Two weeks ago on social media I posted a picture of a certificate my son had earned for reading his first 100 sight words. (The kindergarteners don’t actually need to know these words until the end of the school year, but Oliver has had a passion for reading since he was three and has been reading short chapter books.) When I posted the picture, I felt the need to write this first: “Warning: #mombrag.” Why? Why do I feel I need to WARN people that I am going to boast about my child’s accomplishments? Why is it not okay to tell others how proud we are of our children?
The answer is simple: because we know that one or more people will somehow read this instead: “my kid is better than your kid.” While there is a fine line between superficial bragging and simple pride, I’ve met very few parents who actually had an attitude of arrogance. Most of us just love our children and we want to encourage them with our words.
Sometimes people forget that we all have talents and strengths, and they are often not the same as our neighbor or friend.
Having gifts that differ according to the grace given to us, let us use them: if prophecy, in proportion to our faith; if service, in our serving; the one who teaches, in his teaching; the one who exhorts, in his exhortation; the one who contributes, in generosity; the one who leads, with zeal; the one who does acts of mercy, with cheerfulness.
Here’s the thing: what makes me proud of my son is often completely different than what makes me proud of my daughter. Just like what makes another parent proud of his/her children might be completely different than both of my kids. No matter what, there is almost always something you can find in your children to be proud of.
Maybe your son has had behavior problems at school, but he’s improved and has made friends. Maybe your daughter has been getting bullied and she finally stood up for herself. Maybe you have an autistic child who hugged you without prompting for the first time. Maybe your son has been struggling with stage fright and faced his fears. Maybe your daughter, who has dyslexia, made it through her first book.
As parents, it’s okay for us to be proud of our children. We want our children to recognize their strengths and talents, but it’s also important for them to be humble and modest. My husband and I learned about that fine line between pride and arrogance this summer, when our daughter went through a “diva” phase. We saw it at home and then unfortunately saw it at her dance studio, which was beyond disappointing for us.
Do nothing from rivalry or conceit, but in humility count others more significant than yourselves. Let each of you look not only to his own interests, but also to the interests of others. Have this mind among yourselves, which is yours in Christ Jesus, who, though he was in the form of God, did not count equality with God a thing to be grasped, but made himself nothing, taking the form of a servant, being born in the likeness of men.

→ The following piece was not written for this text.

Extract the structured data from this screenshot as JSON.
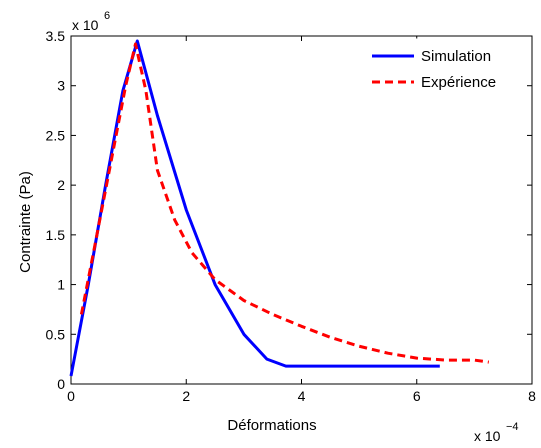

We talked to Evelyn (our daughter) a lot about humility and about how God wants us to act. She wrote apology letters to those who needed to receive them, and at a worship dance camp she voluntarily spoke up and repented for her sins. We were proud of her for asking for forgiveness and we saw a huge difference in her attitude. Then two weeks ago she found out she was going to have the same part in The Nutcracker for a fourth year in a row. I knew how excited she was to get promoted this year and have the opportunity to dance in a different role, so I could feel her disappointment when she got the news. I expected tears and a long discussion about it, but she astonished me. We went home, I hugged her, and we discussed how many girls dance the same parts year after year and that it’s wonderful just to be a part of the production. Not one single tear or “poor me” talk came out of her. We were SO proud of the way she handled the surprise with such grace and maturity.
Sometimes we parents need to recognize those “little” accomplishments, too.
I really enjoy listening to my friends talk about their kids’ latest triumphs (or reading about them on Facebook). Have you ever noticed how peaceful and happy a person looks when they’re beaming over their child? It’s a look that could never be replicated by anything else. I remember seeing that look on my parents’ faces and how loved it made me feel.